Akhil Bharatiya Marathi Sahitya Mahamandal abbreviated as ABMSM is a name of Marathi literary organisation in Pune that represents the Marathi language, literature, and culture. It was established in 1961 to represent its founding members Maharashtra Sahitya Parishad, Mumbai Marathi Sahitya Sangh, Marathwada Sahitya Parishad, and Vidarbha Sahitya Sangh.

The founding organizations are considered permanent members of the Federation. Organizations registered in states other than Maharashtra and those abroad, working for their respective regions, can also be included. Currently, affiliated organizations include Marathi Sahitya Parishad (Hyderabad), Marathi Sahitya Sevak Mandal (Goa), Karnataka State Marathi Sahitya Parishad (Kalaburagi), Marathi Sahitya Parishad (Telangana), Chhattisgarh Marathi Sahitya Parishad (Bilaspur), and Madhya Pradesh Marathi Sahitya Sangh (Bhopal). Non-representative organizations at the state level can be recognized as associated institutions, such as Marathi Vangmay Parishad (Vadodara). The Mahamandal includes three representatives from each founding institution, one from each affiliated institution, and up to three from all associated institutions.

==History==
Political movements aimed at unifying Marathi-speaking regions led to the formation of a representative organization for Marathi literature. In 1951, a meeting of literary representatives was held in Miraj under the leadership of poet Atmaram Ravaji Deshpande, who played a significant role in drafting the constitution of the new organization, named the Marathi Sahitya Mahamandal.

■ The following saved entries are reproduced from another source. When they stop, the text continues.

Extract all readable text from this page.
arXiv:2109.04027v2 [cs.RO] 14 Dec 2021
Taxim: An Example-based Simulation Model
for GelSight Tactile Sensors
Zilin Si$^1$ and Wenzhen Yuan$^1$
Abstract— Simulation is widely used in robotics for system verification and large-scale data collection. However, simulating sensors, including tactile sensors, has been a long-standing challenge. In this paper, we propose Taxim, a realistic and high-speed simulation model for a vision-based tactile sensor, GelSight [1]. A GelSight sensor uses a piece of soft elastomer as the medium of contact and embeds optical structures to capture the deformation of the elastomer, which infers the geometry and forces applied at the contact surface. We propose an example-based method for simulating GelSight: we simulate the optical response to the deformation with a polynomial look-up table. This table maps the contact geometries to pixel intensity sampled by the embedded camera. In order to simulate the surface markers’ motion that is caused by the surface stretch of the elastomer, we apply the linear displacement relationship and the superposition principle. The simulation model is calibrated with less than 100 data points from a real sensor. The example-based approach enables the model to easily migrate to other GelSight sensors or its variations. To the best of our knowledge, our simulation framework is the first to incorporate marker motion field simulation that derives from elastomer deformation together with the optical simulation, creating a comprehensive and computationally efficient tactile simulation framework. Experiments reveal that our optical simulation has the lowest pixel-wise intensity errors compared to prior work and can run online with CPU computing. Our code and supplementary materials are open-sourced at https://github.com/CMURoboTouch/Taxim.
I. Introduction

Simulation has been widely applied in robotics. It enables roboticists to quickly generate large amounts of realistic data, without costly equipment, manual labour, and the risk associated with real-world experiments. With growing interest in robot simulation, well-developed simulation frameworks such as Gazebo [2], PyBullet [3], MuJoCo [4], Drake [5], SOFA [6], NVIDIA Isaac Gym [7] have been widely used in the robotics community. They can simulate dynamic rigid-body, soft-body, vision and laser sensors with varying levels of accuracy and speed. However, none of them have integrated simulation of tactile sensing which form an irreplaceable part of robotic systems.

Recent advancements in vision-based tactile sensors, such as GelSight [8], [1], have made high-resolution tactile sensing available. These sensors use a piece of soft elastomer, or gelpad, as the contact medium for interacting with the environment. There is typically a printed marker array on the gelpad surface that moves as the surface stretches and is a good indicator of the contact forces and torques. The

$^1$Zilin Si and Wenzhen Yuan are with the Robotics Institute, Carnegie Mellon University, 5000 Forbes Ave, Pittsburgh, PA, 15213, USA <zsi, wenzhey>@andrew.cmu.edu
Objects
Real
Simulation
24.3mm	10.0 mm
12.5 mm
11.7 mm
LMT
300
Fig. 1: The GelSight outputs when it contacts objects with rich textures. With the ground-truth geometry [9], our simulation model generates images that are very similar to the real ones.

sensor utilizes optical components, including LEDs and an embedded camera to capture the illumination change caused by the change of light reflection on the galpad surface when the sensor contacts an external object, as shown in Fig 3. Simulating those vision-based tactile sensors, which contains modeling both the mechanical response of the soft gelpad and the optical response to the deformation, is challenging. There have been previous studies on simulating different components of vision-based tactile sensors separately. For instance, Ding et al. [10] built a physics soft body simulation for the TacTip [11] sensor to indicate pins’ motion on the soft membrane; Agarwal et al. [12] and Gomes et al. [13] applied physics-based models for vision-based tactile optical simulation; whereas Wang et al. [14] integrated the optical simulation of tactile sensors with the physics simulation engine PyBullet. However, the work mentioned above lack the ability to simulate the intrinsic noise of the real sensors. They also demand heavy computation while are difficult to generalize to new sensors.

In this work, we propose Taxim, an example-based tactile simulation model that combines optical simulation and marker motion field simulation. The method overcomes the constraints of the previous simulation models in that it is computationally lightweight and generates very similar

The Mahamandal, with branches in Maharashtra, Goa, Chhattisgarh, and Madhya Pradesh, as well as in Bidar and Belgaum, has over 12,000 members and is the largest literary organization in Marathi literature. It promotes Marathi literature and culture through public participation, conferences, and various activities.

==Literary conferences==

Prior to its establishment, literary conferences were organized by the Maharashtra Sahitya Parishad. Earlier, these conferences were known as 'Maharashtra Sahitya Sammelan.' After the Sahitya Mahamandal began its activities, it was decided to hold an annual Sahitya Sammelan. The 45th Sahitya Sammelan took place in Madgaon in 1964, and the 46th Sahitya Sammelan, held in Hyderabad in 1965, marked the first Akhil Bharatiya Marathi Sahitya Sammelan (All India Marathi Literary Summit) organized by the Sahitya Mahamandal.

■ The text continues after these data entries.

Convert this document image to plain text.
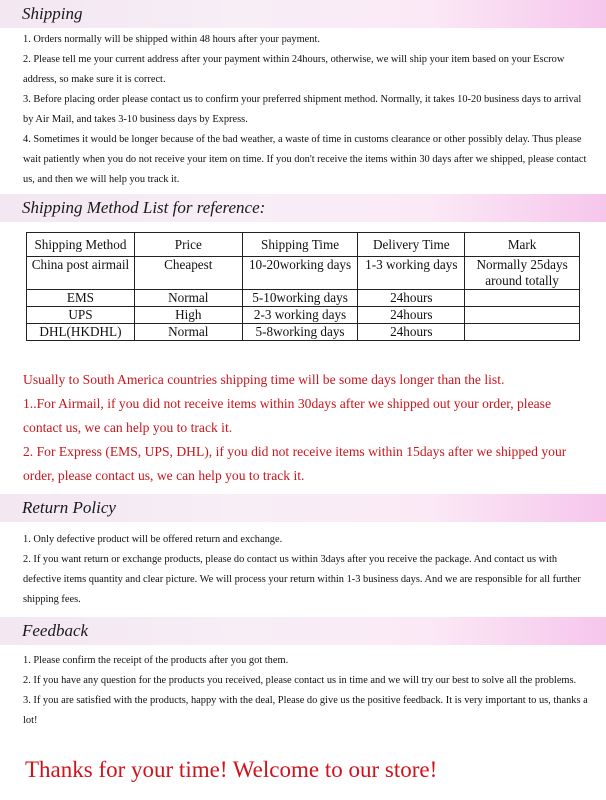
Shipping

1. Orders normally will be shipped within 48 hours after your payment.

2. Please tell me your current address after your payment within 24hours, otherwise, we will ship your item based on your Escrow address, so make sure it is correct.

3. Before placing order please contact us to confirm your preferred shipment method. Normally, it takes 10-20 business days to arrival by Air Mail, and takes 3-10 business days by Express.

4. Sometimes it would be longer because of the bad weather, a waste of time in customs clearance or other possibly delay. Thus please wait patiently when you do not receive your item on time. If you don't receive the items within 30 days after we shipped, please contact us, and then we will help you track it.

Shipping Method List for reference:
Shipping Method	Price	Shipping Time	Delivery Time	Mark
China post airmail	Cheapest	10-20working days	1-3 working days	Normally 25days around totally
EMS	Normal	5-10working days	24hours	
UPS	High	2-3 working days	24hours	
DHL(HKDHL)	Normal	5-8working days	24hours	

Usually to South America countries shipping time will be some days longer than the list.

1..For Airmail, if you did not receive items within 30days after we shipped out your order, please contact us, we can help you to track it.

2. For Express (EMS, UPS, DHL), if you did not receive items within 15days after we shipped your order, please contact us, we can help you to track it.

Return Policy

1. Only defective product will be offered return and exchange.

2. If you want return or exchange products, please do contact us within 3days after you receive the package. And contact us with defective items quantity and clear picture. We will process your return within 1-3 business days. And we are responsible for all further shipping fees.

Feedback

1. Please confirm the receipt of the products after you got them.

2. If you have any question for the products you received, please contact us in time and we will try our best to solve all the problems.

3. If you are satisfied with the products, happy with the deal, Please do give us the positive feedback. It is very important to us, thanks a lot!

Thanks for your time! Welcome to our store!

==Affiliated Institutions==
- Mumbai Marathi Sahitya Sangh – Covers Mumbai City and Suburbs
- Maharashtra Sahitya Parishad (Pune) – Covers Konkan, Western Maharashtra, and Khandesh
- Marathwada Sahitya Parishad (Aurangabad) – Covers Marathwada
- Vidarbha Sahitya Sangh (Nagpur) – Covers Vidarbha

===Other Institutions===
- Kokan Marathi Sahitya Parishad (Ratnagiri, Sindhudurg, Raigad, Navi Mumbai, Thane, and Mumbai)
- Dakshin Maharashtra Sahitya Sabha, Kolhapur

==Financial assistance==
- Annual subsidy of Rs.5 lakhs is received from Government of Maharashtra. It was increased to 10 lakhs in 2017.